The meat and sauce burned in the pan. You started scraping it all out when we were done. I told you that it was just the bottom that was burned. Everything else was fine. Everything else was actually great. I ate a whole plateful, trying to prove myself to you.


Sometimes I would start to say something and you’d cut me off, or we’d be with a bunch of friends and they would all be talking over me. I’m very soft-spoken, so this happens a lot. I say a couple of words, and then my voice is buried. I wonder if anyone ever hears me. Sometimes, even when we were somewhere quiet, I would say half of a sentence and stop, just to see if you were paying attention. “What were you saying?” I hoped you’d ask.

But maybe you thought muttering half sentences was how I spoke—my own personal pattern of speech. Or maybe you didn’t need many clues to what I was thinking.

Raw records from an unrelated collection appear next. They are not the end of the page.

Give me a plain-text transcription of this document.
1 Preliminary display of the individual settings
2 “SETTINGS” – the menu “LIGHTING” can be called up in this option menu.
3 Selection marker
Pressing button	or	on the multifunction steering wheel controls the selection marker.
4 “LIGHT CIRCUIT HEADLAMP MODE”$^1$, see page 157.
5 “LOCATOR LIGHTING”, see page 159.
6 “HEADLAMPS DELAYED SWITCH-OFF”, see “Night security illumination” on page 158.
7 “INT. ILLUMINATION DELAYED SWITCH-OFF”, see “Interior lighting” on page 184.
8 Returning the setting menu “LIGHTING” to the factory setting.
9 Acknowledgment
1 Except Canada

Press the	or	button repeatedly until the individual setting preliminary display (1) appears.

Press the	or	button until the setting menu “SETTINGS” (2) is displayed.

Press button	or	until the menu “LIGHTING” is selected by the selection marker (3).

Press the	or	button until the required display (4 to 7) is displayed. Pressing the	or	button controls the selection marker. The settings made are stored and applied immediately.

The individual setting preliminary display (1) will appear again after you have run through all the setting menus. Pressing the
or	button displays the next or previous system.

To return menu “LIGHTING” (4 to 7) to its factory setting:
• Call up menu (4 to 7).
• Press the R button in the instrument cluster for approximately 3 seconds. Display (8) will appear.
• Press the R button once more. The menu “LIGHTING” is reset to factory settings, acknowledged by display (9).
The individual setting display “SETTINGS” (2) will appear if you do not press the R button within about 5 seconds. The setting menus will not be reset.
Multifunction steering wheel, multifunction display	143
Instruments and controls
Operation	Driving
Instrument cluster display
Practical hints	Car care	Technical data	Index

Sometimes, when these thoughts were running through my brain, you’d be saying something to me but I wouldn’t be listening.


If we were arguing about something and I was wrong, I would eventually admit it. And if you were wrong, you would usually surrender too. But if we were both wrong, it would go on forever, because neither of us wanted to be the first to give in. I couldn’t think of any sentences for my mouth, just small, failing statements that squatted between parentheses in my brain. They’d never stand up straight and move forward. We gave each other the silent treatment until something indefinable cracked between us. Something larger than language.